Batman, Requiem vs Renaissance : 1e partie

Depuis toute petite, je suis fascinée par Batman. Les deux films de Tim Burton que j’ai vu quand j’étais gamine ont laissé une marque profonde en moi, poussant ma curiosité vers d’autres superhéros, mais me ramenant toujours au même Batman. Le même ? Non. Il a bien changé au fil des ans (et des décennies).

Maintenant que Christopher et Jonathan Nolan ont dignement clôturé « leur » trilogie de l’homme chauve-souris, j’aimerais revenir sur leur œuvre et la comparer aux films originels de Tim Burton. Je vous propose donc une belle thématique Comics pour ce mois d’octobre ! Tout au long du mois, des articles traiteront à chaque fois d’un point précis pour comparer le dyptique burtonien et la trilogie nolanienne (je crois que je viens d’inventer deux nouveaux adjectifs dans la foulée !).

Il n’y aura pas de vraie comparaison avec les comics originels : les supports ne présantant pas les mêmes contraintes, je suis toujours mal à l’aise quand on essaye de comparer du papier avec un film. Mais j’espère bien que ces articles à venir vous donneront envie de plonger dans cette belle culture des comics !

Œuvres au noir

On peut le dire tout de go : Batman n’est pas un univers qui respire la joie de vivre.

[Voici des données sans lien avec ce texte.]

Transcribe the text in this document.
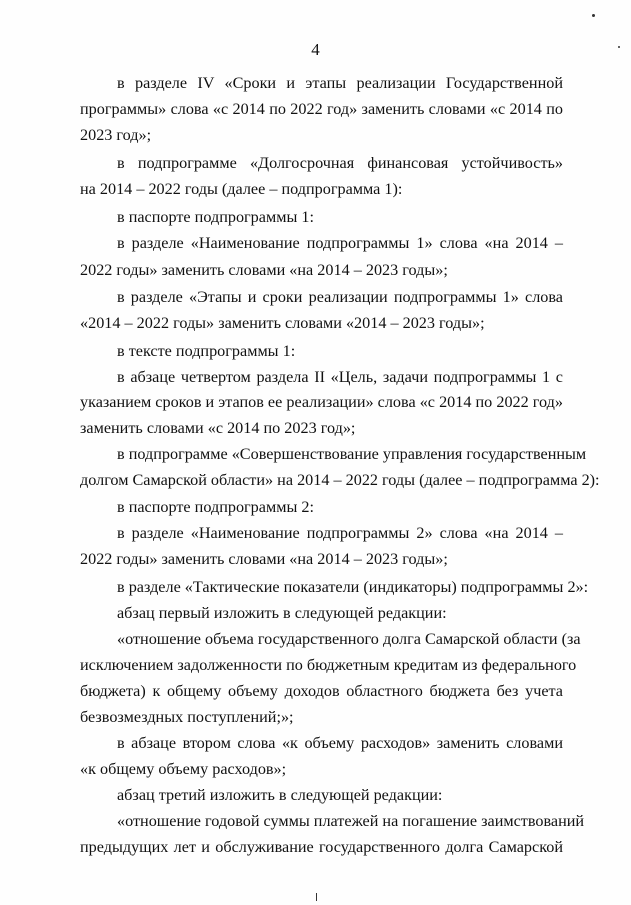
4
в разделе IV «Сроки и этапы реализации Государственной
программы» слова «с 2014 по 2022 год» заменить словами «с 2014 по
2023 год»;
в подпрограмме «Долгосрочная финансовая устойчивость»
на 2014 – 2022 годы (далее – подпрограмма 1):
в паспорте подпрограммы 1:
в разделе «Наименование подпрограммы 1» слова «на 2014 –
2022 годы» заменить словами «на 2014 – 2023 годы»;
в разделе «Этапы и сроки реализации подпрограммы 1» слова
«2014 – 2022 годы» заменить словами «2014 – 2023 годы»;
в тексте подпрограммы 1:
в абзаце четвертом раздела II «Цель, задачи подпрограммы 1 с
указанием сроков и этапов ее реализации» слова «с 2014 по 2022 год»
заменить словами «с 2014 по 2023 год»;
в подпрограмме «Совершенствование управления государственным
долгом Самарской области» на 2014 – 2022 годы (далее – подпрограмма 2):
в паспорте подпрограммы 2:
в разделе «Наименование подпрограммы 2» слова «на 2014 –
2022 годы» заменить словами «на 2014 – 2023 годы»;
в разделе «Тактические показатели (индикаторы) подпрограммы 2»:
абзац первый изложить в следующей редакции:
«отношение объема государственного долга Самарской области (за
исключением задолженности по бюджетным кредитам из федерального
бюджета) к общему объему доходов областного бюджета без учета
безвозмездных поступлений;»;
в абзаце втором слова «к объему расходов» заменить словами
«к общему объему расходов»;
абзац третий изложить в следующей редакции:
«отношение годовой суммы платежей на погашение заимствований
предыдущих лет и обслуживание государственного долга Самарской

Comme tous les héros de DC Comics, celui-là est né dans la violence, portant sur ses épaules des thèmes chers à la culture américaine (la filiation, l’héritage, la culpabilité et la rédemption) en même temps que la réalité d’un contexte historique dur (la deuxième Guerre mondiale).

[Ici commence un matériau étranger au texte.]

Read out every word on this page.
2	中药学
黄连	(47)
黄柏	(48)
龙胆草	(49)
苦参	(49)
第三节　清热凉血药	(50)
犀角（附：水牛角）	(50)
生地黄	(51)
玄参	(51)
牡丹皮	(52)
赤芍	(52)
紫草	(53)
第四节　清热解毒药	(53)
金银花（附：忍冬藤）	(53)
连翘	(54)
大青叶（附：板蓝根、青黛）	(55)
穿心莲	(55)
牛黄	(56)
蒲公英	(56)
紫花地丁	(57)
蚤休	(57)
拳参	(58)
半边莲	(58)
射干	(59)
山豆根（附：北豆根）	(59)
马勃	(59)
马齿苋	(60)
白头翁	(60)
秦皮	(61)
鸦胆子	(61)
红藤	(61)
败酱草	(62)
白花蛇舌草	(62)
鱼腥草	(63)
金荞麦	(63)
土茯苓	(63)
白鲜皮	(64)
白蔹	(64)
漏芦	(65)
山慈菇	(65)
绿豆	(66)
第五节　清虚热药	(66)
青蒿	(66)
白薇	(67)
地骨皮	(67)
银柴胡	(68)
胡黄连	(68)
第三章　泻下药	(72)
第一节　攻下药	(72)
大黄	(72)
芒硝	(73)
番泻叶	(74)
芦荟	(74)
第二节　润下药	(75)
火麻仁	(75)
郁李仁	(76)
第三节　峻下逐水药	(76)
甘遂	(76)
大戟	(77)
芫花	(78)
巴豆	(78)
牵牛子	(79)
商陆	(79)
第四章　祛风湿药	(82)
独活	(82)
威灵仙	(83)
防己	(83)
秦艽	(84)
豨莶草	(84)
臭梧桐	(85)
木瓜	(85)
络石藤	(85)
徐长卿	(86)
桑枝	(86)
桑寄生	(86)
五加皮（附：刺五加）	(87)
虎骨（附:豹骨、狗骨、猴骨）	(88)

Plus jeune que Superman de quelques années à peine (Superman est créé en 1932 et Batman naît en 1939), Batman partage une certaine tension avec son camarade kryptonien : les années 30 sont le témoin de la montée du nazisme et du fascisme en Europe, pendant que les responsables américains campent sur leurs frontières isolationnistes. Cette tension se reflète également dans la dualité de sa psyché : l’identité secrète, forte et présentée comme un symbole du combat pour la justice, cohabite avec une personnalité publique lisse et respectable, cassée et tourmentée sous l’apparence normale.

Mais Batman s’inscrit dans un cadre esthétique plus large que les comics. En tant qu’orphelin, Bruce Wayne offre d’emblée un lien avec une tradition littéraire qui remonte à Dickens : l’enfant livré à lui-même dans un monde brutal. Avec le symbole de la chauve-souris, Batman a de quoi séduire aussi tous les psychanalystes adeptes du test de Rorschach. A eux-deux réunis (lé héros et l’orphelin), ils forment un cortège de névroses en tous genres, de complexes et de failles sans égal parmi les autres justiciers. Noire sur noire, la toile ne semble pas offrir beaucoup de lumière pour que des cinéastes s’y engouffrent en insufflant un supplément d’âme à cette plaie béante. Et pourtant, la fascination esthétique va faire son oeuvre.